Harvey once explained that a Forgery is a perfect replica of a Heisted boy. They have all the same appearances and mannerisms and even memories. It’s the software integrated with their minds that keeps them acting on Frank’s orders despite what he’s done to them. The code Harvey wrote is so powerful, it can override free will, convince a Forgery to block out certain thoughts and act in a way they wouldn’t if their minds were unburdened. It could make them forget their Heist, for instance, as well as the moments following it.
But Jackson . . .
Maybe the Wall triggered something. Seeing it could have been too personal. Climbing it might have pushed him over the edge, caused some glitch in his internal software. His mind could now be processing things beyond what his programming intended. Or maybe he’s making it all up. I worry I’ll never be able to figure him out, separate his truths from his lies.
“Frank—the person who sent me to tail your group,” Jackson says. “He is the person who put me behind the Wall in Dextern. He’s the Order and the Reaper. That’s what I can see now. They are one and the same.”
“Yes,” I say, even though he didn’t ask for confirmation. There is a mangled noise, like Jackson is sobbing into the folds of his shirt. “Are you crying?” I ask. The act should be impossible for a Forgery.
“No,” he says. “But it hurts.”
“Welcome to the Laicos Project, Jackson. He hurt a lot of people: me, Bree, Xavier, my father. He hurt them all to build people like you.”
“It’s not the truth that hurts,” he says. “It’s a question I have. I only recently started thinking it, but every time it wanders into my head I feel like my skull is about to crack under the weight of it all. It is the worst headache I’ve ever had. It makes me want to die.”
“Must be one heck of a question.”
He exhales quickly, like breathing hurts. “I keep . . . I keep asking myself if you’re really the enemy. I wonder if maybe . . .” He pauses, choking on his own words. “I keep asking myself if I should help you.”

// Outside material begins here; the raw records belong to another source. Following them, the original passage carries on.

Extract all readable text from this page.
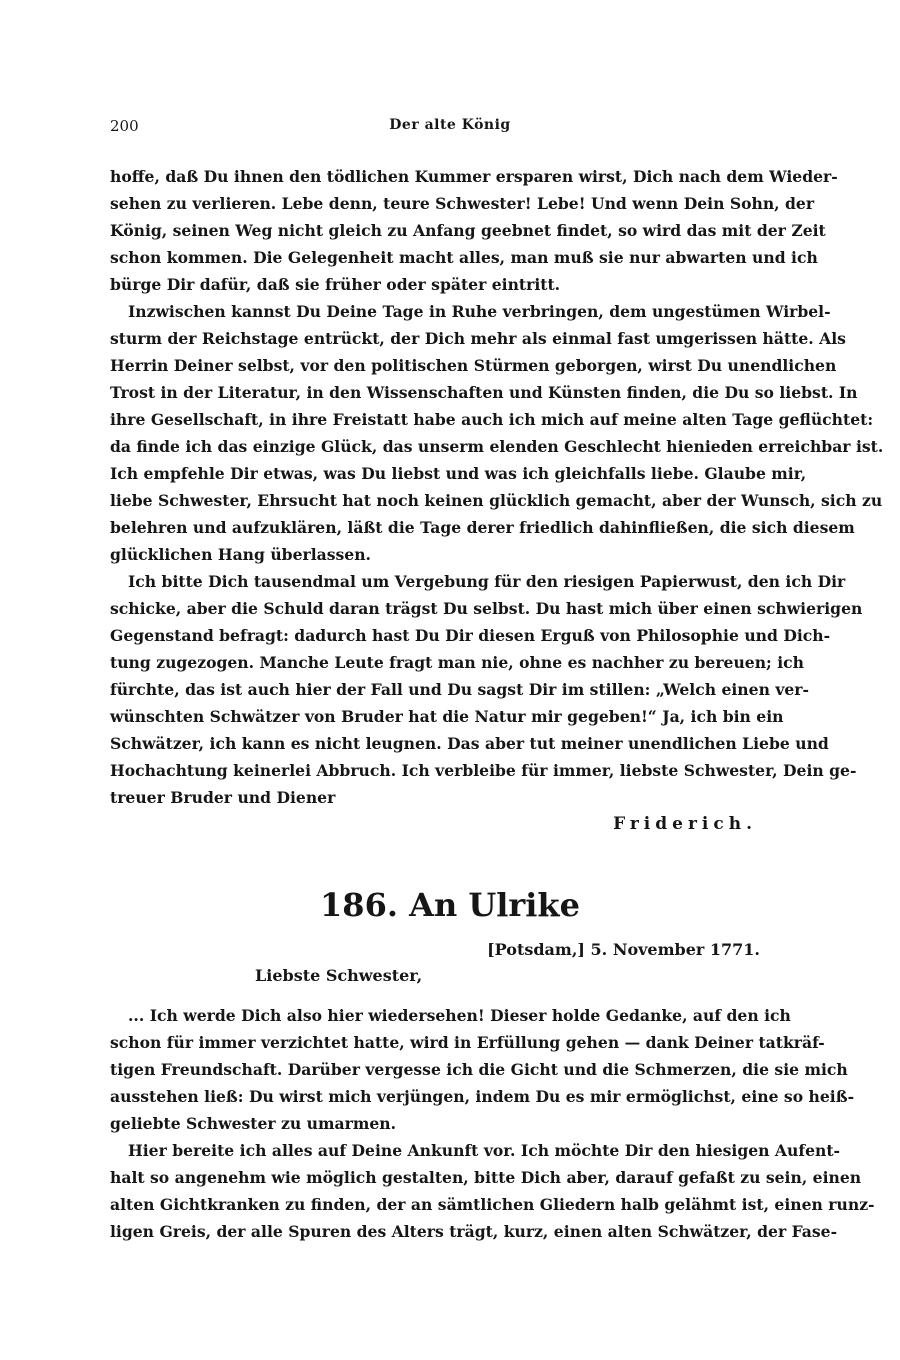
200	Der alte König
hoffe, daß Du ihnen den tödlichen Kummer ersparen wirst, Dich nach dem Wieder-
sehen zu verlieren. Lebe denn, teure Schwester! Lebe! Und wenn Dein Sohn, der
König, seinen Weg nicht gleich zu Anfang geebnet findet, so wird das mit der Zeit
schon kommen. Die Gelegenheit macht alles, man muß sie nur abwarten und ich
bürge Dir dafür, daß sie früher oder später eintritt.
Inzwischen kannst Du Deine Tage in Ruhe verbringen, dem ungestümen Wirbel-
sturm der Reichstage entrückt, der Dich mehr als einmal fast umgerissen hätte. Als
Herrin Deiner selbst, vor den politischen Stürmen geborgen, wirst Du unendlichen
Trost in der Literatur, in den Wissenschaften und Künsten finden, die Du so liebst. In
ihre Gesellschaft, in ihre Freistatt habe auch ich mich auf meine alten Tage geflüchtet:
da finde ich das einzige Glück, das unserm elenden Geschlecht hienieden erreichbar ist.
Ich empfehle Dir etwas, was Du liebst und was ich gleichfalls liebe. Glaube mir,
liebe Schwester, Ehrsucht hat noch keinen glücklich gemacht, aber der Wunsch, sich zu
belehren und aufzuklären, läßt die Tage derer friedlich dahinfließen, die sich diesem
glücklichen Hang überlassen.
Ich bitte Dich tausendmal um Vergebung für den riesigen Papierwust, den ich Dir
schicke, aber die Schuld daran trägst Du selbst. Du hast mich über einen schwierigen
Gegenstand befragt: dadurch hast Du Dir diesen Erguß von Philosophie und Dich-
tung zugezogen. Manche Leute fragt man nie, ohne es nachher zu bereuen; ich
fürchte, das ist auch hier der Fall und Du sagst Dir im stillen: „Welch einen ver-
wünschten Schwätzer von Bruder hat die Natur mir gegeben!“ Ja, ich bin ein
Schwätzer, ich kann es nicht leugnen. Das aber tut meiner unendlichen Liebe und
Hochachtung keinerlei Abbruch. Ich verbleibe für immer, liebste Schwester, Dein ge-
treuer Bruder und Diener
Friderich.
186. An Ulrike
[Potsdam,] 5. November 1771.
Liebste Schwester,
... Ich werde Dich also hier wiedersehen! Dieser holde Gedanke, auf den ich
schon für immer verzichtet hatte, wird in Erfüllung gehen — dank Deiner tatkräf-
tigen Freundschaft. Darüber vergesse ich die Gicht und die Schmerzen, die sie mich
ausstehen ließ: Du wirst mich verjüngen, indem Du es mir ermöglichst, eine so heiß-
geliebte Schwester zu umarmen.
Hier bereite ich alles auf Deine Ankunft vor. Ich möchte Dir den hiesigen Aufent-
halt so angenehm wie möglich gestalten, bitte Dich aber, darauf gefaßt zu sein, einen
alten Gichtkranken zu finden, der an sämtlichen Gliedern halb gelähmt ist, einen runz-
ligen Greis, der alle Spuren des Alters trägt, kurz, einen alten Schwätzer, der Fase-
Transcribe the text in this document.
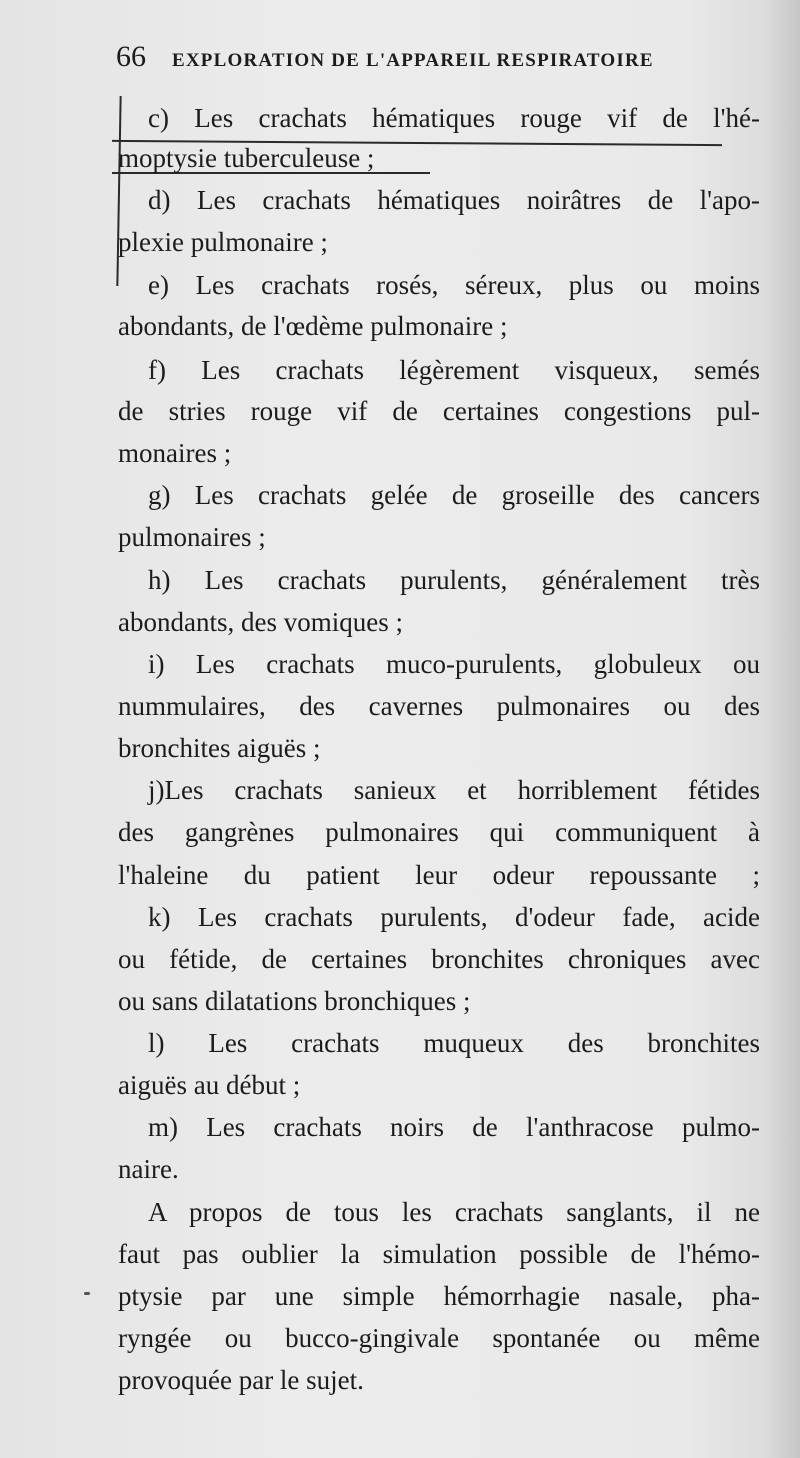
66 EXPLORATION DE L'APPAREIL RESPIRATOIRE
c) Les crachats hématiques rouge vif de l'hé-
moptysie tuberculeuse ;
d) Les crachats hématiques noirâtres de l'apo-
plexie pulmonaire ;
e) Les crachats rosés, séreux, plus ou moins
abondants, de l'œdème pulmonaire ;
f) Les crachats légèrement visqueux, semés
de stries rouge vif de certaines congestions pul-
monaires ;
g) Les crachats gelée de groseille des cancers
pulmonaires ;
h) Les crachats purulents, généralement très
abondants, des vomiques ;
i) Les crachats muco-purulents, globuleux ou
nummulaires, des cavernes pulmonaires ou des
bronchites aiguës ;
j)Les crachats sanieux et horriblement fétides
des gangrènes pulmonaires qui communiquent à
l'haleine du patient leur odeur repoussante ;
k) Les crachats purulents, d'odeur fade, acide
ou fétide, de certaines bronchites chroniques avec
ou sans dilatations bronchiques ;
l) Les crachats muqueux des bronchites
aiguës au début ;
m) Les crachats noirs de l'anthracose pulmo-
naire.
A propos de tous les crachats sanglants, il ne
faut pas oublier la simulation possible de l'hémo-
ptysie par une simple hémorrhagie nasale, pha-
ryngée ou bucco-gingivale spontanée ou même
provoquée par le sujet.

The metal vat between us vibrates as Jackson collapses against it. I listen to him shudder, wheeze, cough in pain.
I wonder what it means.
And then, I wonder if it’s all a lie.
When Clipper returns, he looks fine. Shaken, but fine.
“What did Titus want?”
“He wanted to know why I’m here,” the boy says. “Because I’m so much younger than the rest of you.”
“What did you tell him?”
“The truth. That I’m the technical lead. That I was supposed to get this place up and running again, fix the cameras with looped footage. He seemed interested in that. Brought me to the Room of Whistles and Whirs and made me put my ear against the doorway. Asked me what was on the other side.”
“And?”
“It could be exactly what we’re looking for: a control room with access to the camera feeds. I’m actually wondering if there are generators in there, too, and if that’s all the Tolling is—the people of Burg hearing them kick on and off.”
“But why would they need generators?” Sammy asks, finally awake. “There’s nothing powered here.”
“Except the cameras,” I say.
“Titus wants me to open it,” Clipper says after a brief pause. “The door.”
“Maybe I can strike a deal with him. Our freedom for the door. If I can arrange that, can you open it, Clipper?”
“I have to try. If that room’s holding what I think it is, getting inside means we might be able to salvage the mission after all. Might even be able to get Titus on our side, too.”
“What will you need?”
“There was a panel near the door, probably for an access code. I need my gear, but tell Titus I’m after tools.”
“What kind of tools?” I ask.
“Make something up. Copper wiring. Alcohol from the hospital. I don’t care. Anything that will get you aboveground to search for it.”
“And why do I want to go aboveground?”
“Because I stashed my pack before they grabbed us the other night. It’s under the gallows. There’s a loose board at the base. You get the pack and I can put us in touch with Xavier again. Just as a backup. In case this door thing doesn’t work out.”
“Clipper, you’re a genius.”
I wish he could see me in the darkness, because I’m smiling. For the first time in days.